所以说,路易斯对孩子们的了解其实是源于他自己的经验。在完成最后一本《纳尼亚传奇》的同一年,他这样写道:当我10岁的时候,我会偷偷地读童话故事,一旦被发现,就羞愧难当。现在我50岁了,则可以放心地读这些书。当我长大成人,把孩子气放到了一边;而那孩子气恰恰包括担心显得孩子气,以及对长大成人的渴望。
大多数小读者们都是因为看了一本或者几本《纳尼亚传奇》后开始给路易斯写信的(事实上,只有萨拉Sarah是一个例外,路易斯是她的教父)。很多孩子和路易斯不断地通信,最终成为笔友;而绝大多数的话题,仍然是围绕着《纳尼亚传奇》里的故事,故事里折射的信仰问题,还有就是关于写作本身。而这些,也恰恰是成人们最爱问路易斯的问题。
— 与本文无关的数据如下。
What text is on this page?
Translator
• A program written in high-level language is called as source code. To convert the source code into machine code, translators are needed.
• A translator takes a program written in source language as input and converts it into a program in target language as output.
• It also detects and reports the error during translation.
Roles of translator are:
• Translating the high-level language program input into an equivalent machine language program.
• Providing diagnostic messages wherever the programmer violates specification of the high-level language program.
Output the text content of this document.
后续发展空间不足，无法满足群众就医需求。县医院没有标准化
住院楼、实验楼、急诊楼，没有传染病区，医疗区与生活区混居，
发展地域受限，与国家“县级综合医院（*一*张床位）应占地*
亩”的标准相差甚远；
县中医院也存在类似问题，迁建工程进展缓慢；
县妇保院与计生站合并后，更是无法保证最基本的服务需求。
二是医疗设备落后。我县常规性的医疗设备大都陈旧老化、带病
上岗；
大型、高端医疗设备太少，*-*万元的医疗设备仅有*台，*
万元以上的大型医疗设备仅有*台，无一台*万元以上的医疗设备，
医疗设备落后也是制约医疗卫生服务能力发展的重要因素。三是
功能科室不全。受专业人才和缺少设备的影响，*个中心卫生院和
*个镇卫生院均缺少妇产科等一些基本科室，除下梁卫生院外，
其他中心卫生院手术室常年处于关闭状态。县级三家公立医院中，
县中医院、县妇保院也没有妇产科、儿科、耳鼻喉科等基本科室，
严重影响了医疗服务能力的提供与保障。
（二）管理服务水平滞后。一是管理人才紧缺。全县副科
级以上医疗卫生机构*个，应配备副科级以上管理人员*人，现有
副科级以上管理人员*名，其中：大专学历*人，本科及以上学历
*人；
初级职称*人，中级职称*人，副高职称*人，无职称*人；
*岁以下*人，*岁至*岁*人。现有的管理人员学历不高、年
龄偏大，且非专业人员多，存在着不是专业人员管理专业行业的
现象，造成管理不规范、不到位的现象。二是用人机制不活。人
当路易斯刚刚开始写《狮子、女巫和魔衣柜》(纳尼亚传奇的第一本)的时候,正是他活龙活现的想象力,以及他对穿着衣服的动物,穿着盔甲的骑士以及一切幻想的钟爱,才使得这本书最终成为了一个奇幻故事。写作起源于形象。路易斯这样解释道:“我看到情景……我不知道这是不是一个写作的通常方式,更不知道这是不是一个好的方式。但这是我唯一知晓的方式:先有形象,再有文字。”关于这点,他还这样说过,“一些人以为我在写作之前会问自己,我该如何给孩子们写一些关于基督教的故事……我可没法那样写作。一切源于形象:撑着伞的半人羊,坐雪橇的女王,无所不能的狮子。一开始,这些形象与基督教完全无关,而之后,这些角色开始自己成长。”
路易斯写第一本《纳尼亚传奇》的时候,就应该意识到了基督教的信仰理念开始悄悄地进入了他所写的故事。但是,只有在他仔细思考之后,他才这样认识到:“当我年幼的时候,内心中的一些东西禁锢了信仰,而奇幻故事却可以逾越这些禁锢。当一个人被他人告知,人应去感受基督的受难时,缘何那人会觉得难以接受呢?我觉得,这主要是因为人们都被教导说应该那样去感受。被迫去感受,恰恰凝固了感受本身。但如果我们把这些内容从有色眼镜或者圣经学校里抽离出来,放到一个奇幻的世界里,人们是不是反而可以真切地体验那感受呢?人们难道不会从那些怪兽身上看到更深刻的东西吗?我想,人们是可以的。”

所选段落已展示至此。